A Europa precisa reduzir a dependência dos Estados Unidos, embora essa aliança sempre exista pela força dos fluxos de investimento em ambos os sentidos. Hoje, é bastante protecionista em termos regulatórios, o que é natural na integração, mas precisa se abrir para o mundo. Também terá de assumir um papel de liderança que os EUA estão deixando de exercer, o que exigirá articulação interna.
E sobre o acordo Mercosul-União Europeia? Como isso pode impactar o empresariado brasileiro?
Depende de como for implementado. A Turquia tem acordo com a União Aduaneira Europeia, mas cheio de exceções e pouca previsibilidade. O ideal seria ter mais segurança, especialmente sanitária e fitossanitária, para evitar surtos ou barreiras técnicas. Regras claras e inspeções bilaterais ajudariam. O protecionismo reduz o potencial de ganhos mútuos.
Em um evento recente do PlatôBR em Nova York, o economista Paul Krugman (Nobel de Economia) foi otimista em relação ao Brasil. O senhor concorda?
Esse otimismo em relação ao Brasil é comum entre estrangeiros. Quem está de fora olha o macro, vê o Brasil como excelente: não sofre catástrofes naturais, é celeiro mundial de alimentos com tecnologia avançada, tem geopolítica favorável e interlocução com diferentes blocos. O potencial é extraordinário, muitos dizem que o país não tem como dar errado. Mas, internamente, predomina o pessimismo. O Brasil é mestre em dar tiro no pé: tem uma visão de curto prazo, com políticos pensando no ciclo de dois ou três anos, e não em dez ou 20. Questões estruturais, como a revolução no mercado de trabalho e a necessidade de reformar a educação, só dão frutos no longo prazo.
Hoje o senhor atua na economia verde, à frente da Ambipar. Como vê esse mercado?
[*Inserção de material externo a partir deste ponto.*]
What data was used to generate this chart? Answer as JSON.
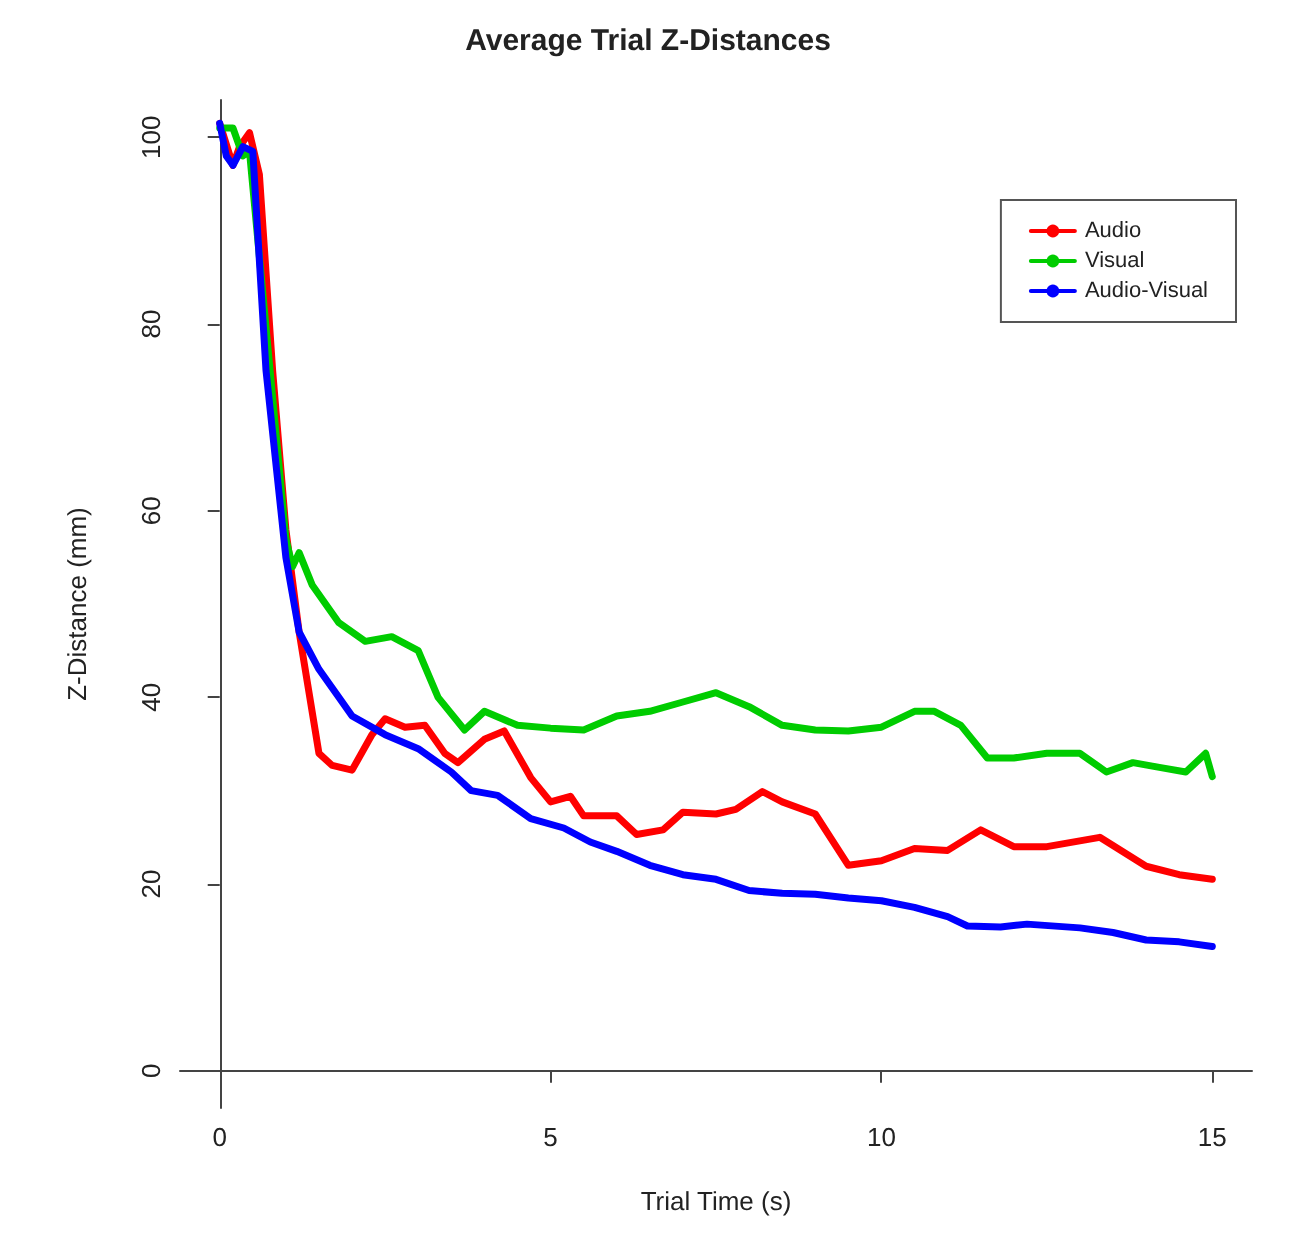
{
  "chart_data": {
    "type": "line",
    "title": "Average Trial Z-Distances",
    "xlabel": "Trial Time (s)",
    "ylabel": "Z-Distance (mm)",
    "xlim": [
      -0.6,
      15.6
    ],
    "xticks": [
      0,
      5,
      10,
      15
    ],
    "ylim": [
      -4,
      104
    ],
    "yticks": [
      0,
      20,
      40,
      60,
      80,
      100
    ],
    "grid": false,
    "legend": "top right",
    "marker": "none",
    "line_style": "solid",
    "series": [
      {
        "name": "Audio",
        "color": "#ff0000",
        "x": [
          0,
          0.2,
          0.3,
          0.45,
          0.6,
          0.8,
          1.0,
          1.2,
          1.5,
          1.7,
          2.0,
          2.3,
          2.5,
          2.8,
          3.1,
          3.4,
          3.6,
          4.0,
          4.3,
          4.7,
          5.0,
          5.3,
          5.5,
          6.0,
          6.3,
          6.7,
          7.0,
          7.5,
          7.8,
          8.2,
          8.5,
          9.0,
          9.5,
          10.0,
          10.5,
          11.0,
          11.5,
          12.0,
          12.5,
          13.3,
          14.0,
          14.5,
          15.0
        ],
        "values": [
          101.5,
          97,
          99,
          100.5,
          96,
          75,
          58,
          47,
          34,
          32.7,
          32.2,
          36,
          37.7,
          36.8,
          37,
          34,
          33,
          35.5,
          36.4,
          31.4,
          28.8,
          29.4,
          27.3,
          27.3,
          25.3,
          25.8,
          27.7,
          27.5,
          28,
          29.9,
          28.8,
          27.5,
          22,
          22.5,
          23.8,
          23.6,
          25.8,
          24,
          24,
          25,
          21.9,
          21,
          20.5
        ]
      },
      {
        "name": "Visual",
        "color": "#00cc00",
        "x": [
          0,
          0.2,
          0.35,
          0.45,
          1.0,
          1.1,
          1.2,
          1.4,
          1.8,
          2.2,
          2.6,
          3.0,
          3.3,
          3.7,
          4.0,
          4.5,
          5.0,
          5.5,
          6.0,
          6.5,
          7.0,
          7.5,
          8.0,
          8.5,
          9.0,
          9.5,
          10.0,
          10.5,
          10.8,
          11.2,
          11.6,
          12.0,
          12.5,
          13.0,
          13.4,
          13.8,
          14.2,
          14.6,
          14.9,
          15.0
        ],
        "values": [
          101,
          101,
          98,
          98.5,
          57,
          54,
          55.5,
          52,
          48,
          46,
          46.5,
          45,
          40,
          36.5,
          38.5,
          37,
          36.7,
          36.5,
          38,
          38.5,
          39.5,
          40.5,
          39,
          37,
          36.5,
          36.4,
          36.8,
          38.5,
          38.5,
          37,
          33.5,
          33.5,
          34,
          34,
          32,
          33,
          32.5,
          32,
          34,
          31.5
        ]
      },
      {
        "name": "Audio-Visual",
        "color": "#0000ff",
        "x": [
          0,
          0.1,
          0.2,
          0.35,
          0.5,
          0.7,
          1.0,
          1.2,
          1.5,
          1.8,
          2.0,
          2.5,
          3.0,
          3.5,
          3.8,
          4.2,
          4.7,
          5.2,
          5.6,
          6.0,
          6.5,
          7.0,
          7.5,
          8.0,
          8.5,
          9.0,
          9.5,
          10.0,
          10.5,
          11.0,
          11.3,
          11.8,
          12.2,
          13.0,
          13.5,
          14.0,
          14.5,
          15.0
        ],
        "values": [
          101.5,
          98,
          97,
          99,
          98.5,
          75,
          55,
          47,
          43,
          40,
          38,
          36,
          34.5,
          32,
          30,
          29.5,
          27,
          26,
          24.5,
          23.5,
          22,
          21,
          20.5,
          19.3,
          19,
          18.9,
          18.5,
          18.2,
          17.5,
          16.5,
          15.5,
          15.4,
          15.7,
          15.3,
          14.8,
          14,
          13.8,
          13.3
        ]
      }
    ]
  }
}
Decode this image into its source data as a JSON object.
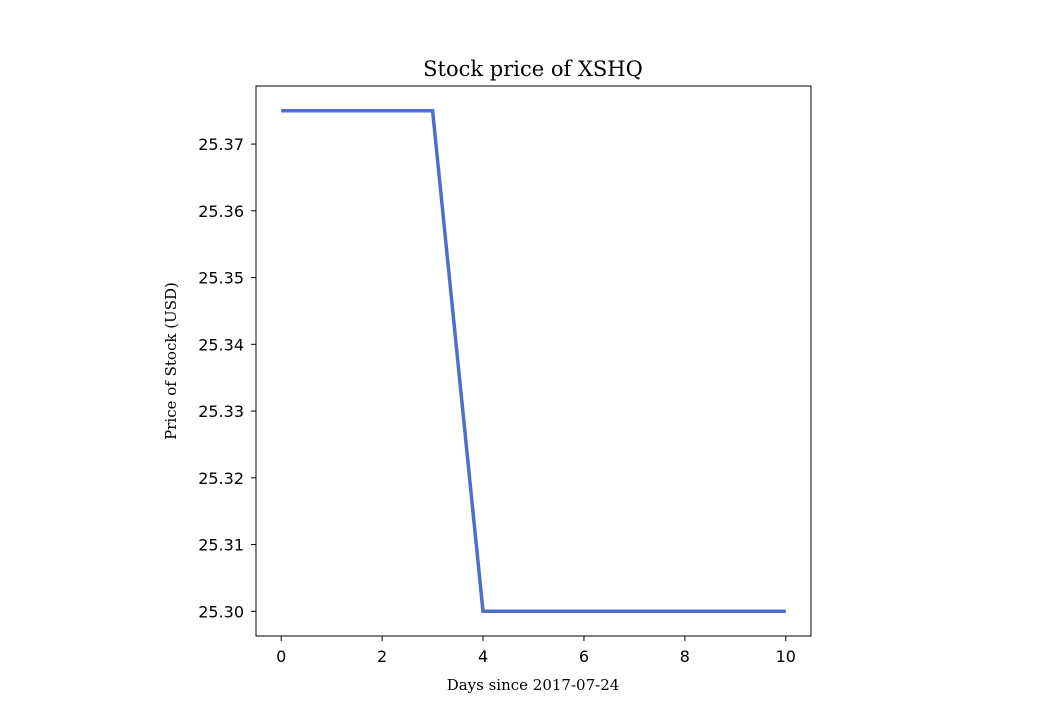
{
  "chart_data": {
    "type": "line",
    "title": "Stock price of XSHQ",
    "xlabel": "Days since 2017-07-24",
    "ylabel": "Price of Stock (USD)",
    "xlim": [
      -0.5,
      10.5
    ],
    "ylim": [
      25.2963,
      25.3787
    ],
    "xticks": [
      0,
      2,
      4,
      6,
      8,
      10
    ],
    "xtick_labels": [
      "0",
      "2",
      "4",
      "6",
      "8",
      "10"
    ],
    "yticks": [
      25.3,
      25.31,
      25.32,
      25.33,
      25.34,
      25.35,
      25.36,
      25.37
    ],
    "ytick_labels": [
      "25.30",
      "25.31",
      "25.32",
      "25.33",
      "25.34",
      "25.35",
      "25.36",
      "25.37"
    ],
    "grid": false,
    "series": [
      {
        "color": "#4c6fcc",
        "x": [
          0,
          1,
          2,
          3,
          4,
          5,
          6,
          7,
          8,
          9,
          10
        ],
        "y": [
          25.375,
          25.375,
          25.375,
          25.375,
          25.3,
          25.3,
          25.3,
          25.3,
          25.3,
          25.3,
          25.3
        ]
      }
    ]
  }
}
As empresas já abraçaram essa agenda. O desperdício, as emissões e a deterioração ambiental não são sustentáveis. Por isso investem bilhões em circularidade e economia verde. E esses investimentos não ficam à mercê de ciclos políticos de três ou quatro anos. O que pode acontecer é falarem menos sobre isso em determinados momentos. O Brasil tem potencial extraordinário. Nossa matriz elétrica pode chegar a 95% limpa.
E quanto ao protecionismo cultural e migratório, como a restrição de vistos nos EUA e Canadá?
A tensão no mercado de trabalho alimenta a polarização política, como vimos com Trump e sua base. Esses problemas não vão desaparecer no curto prazo. Um subproduto é a busca por inimigos: culpa-se a importação ou o imigrante, quando, na verdade, dois terços dos empregos desaparecem por causa da inovação tecnológica. Repensar educação e apoio à transição da mão de obra é fundamental, mas não acontece da noite para o dia. Enquanto isso, o discurso é de culpar o estrangeiro ou o produto importado, o que rende discurso eleitoral.